The motif of stopping and smelling the flowers is the impetus for I Want. But it also spawned out of introspection as to why I like the avatars that I like so much. If a game allows me to hide my face, I always hide the face of the avatar. I like giant, bulky armors that never show signs of the human on the inside. I was looking down like, Oh, you think that could be for a reason. I’m hiding from something.

That’s why there are images of my Dark Souls avatar and my Skyrim avatar, and then the Halo avatar because they all have these big bulky armors that have no sign of the human underneath. They’re all “edgelord” exteriors that are meant to shield from potential damage.

Why do I gravitate towards that when I know so many other players create themselves in the game? And then they go around and ask themselves, versus me and, I don’t want to be this. 

 

“In reality, anything that is created by a human is not neutral. Many game creators treat games as this space that shouldn’t be intruded on by outside parties. So you get this feedback loop of, Oh, we’ve been doing this, and we’ve been doing this, and we’ve been doing this. And then people don’t think about why.”

THE GLIMMER IN THE GLITCH

I love the idea of the glitch being a tool for liberation. Are there other examples of glitches in games that you’re experimenting with at the moment?

There’s a glitch where it repeats the pixels that you see. It repeats them over and over again. That was the inspiration for one of my photography projects, Walking Simulator, which I then took those photographs and turned into textures. But then I made a game that uses that glitch.

Wherever you look, it fills in textures based on whatever pixels you are looking at. So, you’re able to create your own abstractions with it. It also depends on how fast your computer is and how big the resolution of your screen is. Everyone has a different experience with it.

There are these specific glitches in Halo 2 called super bounces, where essentially you walk into a corner for a specific amount of time, and then you fall down. For some reason, the game doesn’t know how to calculate your change in elevation. So, it pushes you up to the very top of the map. Those glitches, you can use that to then get out of bounds and explore different things. In a lot of older games, it’s like, “Oh, I can explore these weird, unfinished areas, these things that aren’t meant to be explored.” 

Destiny 2 is full of glitches, which I feel like some people don’t like, but that’s probably the main reason I like it so much. There are weird holes in geometry that you can just jump into pretty easily. It’s like no one playing normally would find it, but you have to be looking for it. Then all of a sudden, you’ll find this hole.
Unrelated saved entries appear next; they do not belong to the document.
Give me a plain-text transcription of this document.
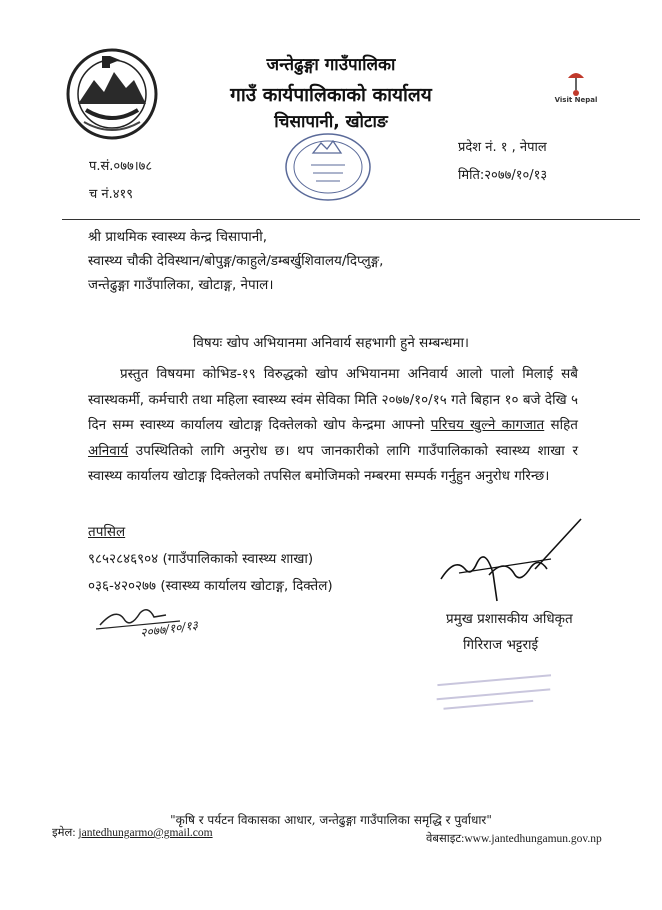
Visit Nepal
जन्तेढुङ्गा गाउँपालिका
गाउँ कार्यपालिकाको कार्यालय
चिसापानी, खोटाङ
प्रदेश नं. १ , नेपाल
मिति:२०७७/१०/१३
प.सं.०७७।७८
च नं.४१९
श्री प्राथमिक स्वास्थ्य केन्द्र चिसापानी,
स्वास्थ्य चौकी देविस्थान/बोपुङ्ग/काहुले/डम्बर्खुशिवालय/दिप्लुङ्ग,
जन्तेढुङ्गा गाउँपालिका, खोटाङ्ग, नेपाल।
विषयः खोप अभियानमा अनिवार्य सहभागी हुने सम्बन्धमा।

प्रस्तुत विषयमा कोभिड-१९ विरुद्धको खोप अभियानमा अनिवार्य आलो पालो मिलाई सबै स्वास्थकर्मी, कर्मचारी तथा महिला स्वास्थ्य स्वंम सेविका मिति २०७७/१०/१५ गते बिहान १० बजे देखि ५ दिन सम्म स्वास्थ्य कार्यालय खोटाङ्ग दिक्तेलको खोप केन्द्रमा आफ्नो परिचय खुल्ने कागजात सहित अनिवार्य उपस्थितिको लागि अनुरोध छ। थप जानकारीको लागि गाउँपालिकाको स्वास्थ्य शाखा र स्वास्थ्य कार्यालय खोटाङ्ग दिक्तेलको तपसिल बमोजिमको नम्बरमा सम्पर्क गर्नुहुन अनुरोध गरिन्छ।

तपसिल
९८५२८४६९०४ (गाउँपालिकाको स्वास्थ्य शाखा)
०३६-४२०२७७ (स्वास्थ्य कार्यालय खोटाङ्ग, दिक्तेल)
२०७७/१०/१३	प्रमुख प्रशासकीय अधिकृत
गिरिराज भट्टराई
"कृषि र पर्यटन विकासका आधार, जन्तेढुङ्गा गाउँपालिका समृद्धि र पुर्वाधार"
इमेल: jantedhungarmo@gmail.com	वेबसाइट:www.jantedhungamun.gov.np
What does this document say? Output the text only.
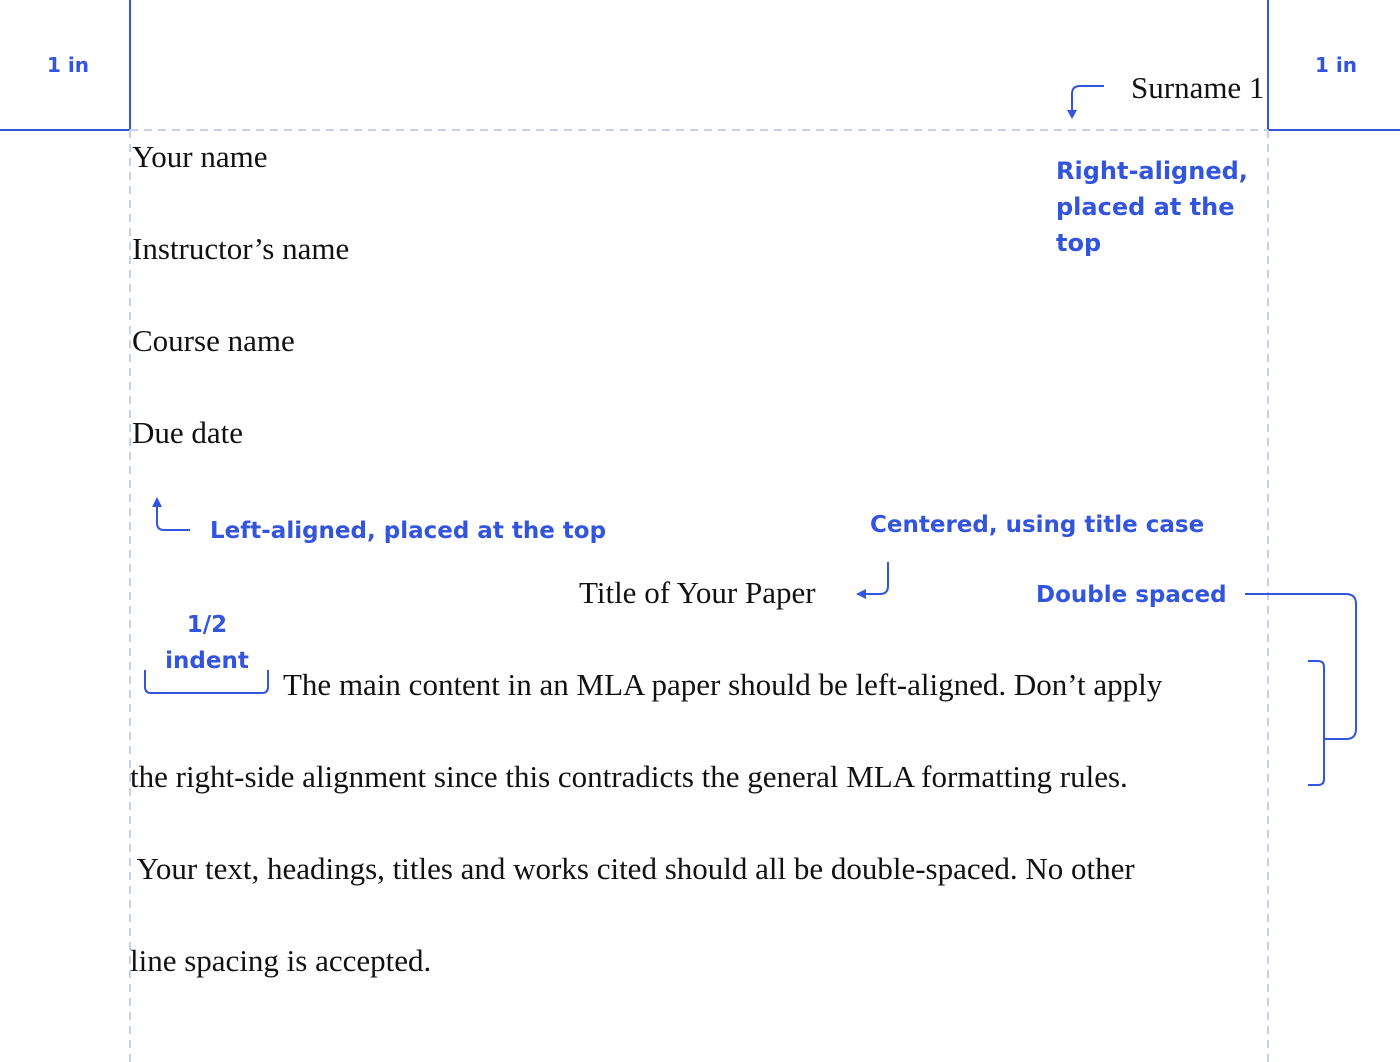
1 in	1 in
Surname 1
Your name
Instructor’s name
Course name
Due date
Title of Your Paper
The main content in an MLA paper should be left-aligned. Don’t apply
the right-side alignment since this contradicts the general MLA formatting rules.
Your text, headings, titles and works cited should all be double-spaced. No other
line spacing is accepted.
Right-aligned,
placed at the
top
Left-aligned, placed at the top	Centered, using title case
Double spaced
1/2
indent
You can just go in there and see how the actual game is made, and landscapes are crafted.

 

What are you working on now?

I’m doing a project about homophobia in game spaces. One of my teachers said, Well, why do the words hurt you so much if you’re also getting killed in the game? I’m like, Those are two completely different things. The violence is not something that gets desensitized, but it’s a part of the game mechanic. If there wasn’t any violence involved or anything like that, there would still be the same core mechanics. But the language is something that passes through every single game. It’s something that seeps into your psyche, causing internalization of homophobia and stuff like that. So, it’s something very different from virtual fake violence versus real, vocal violence.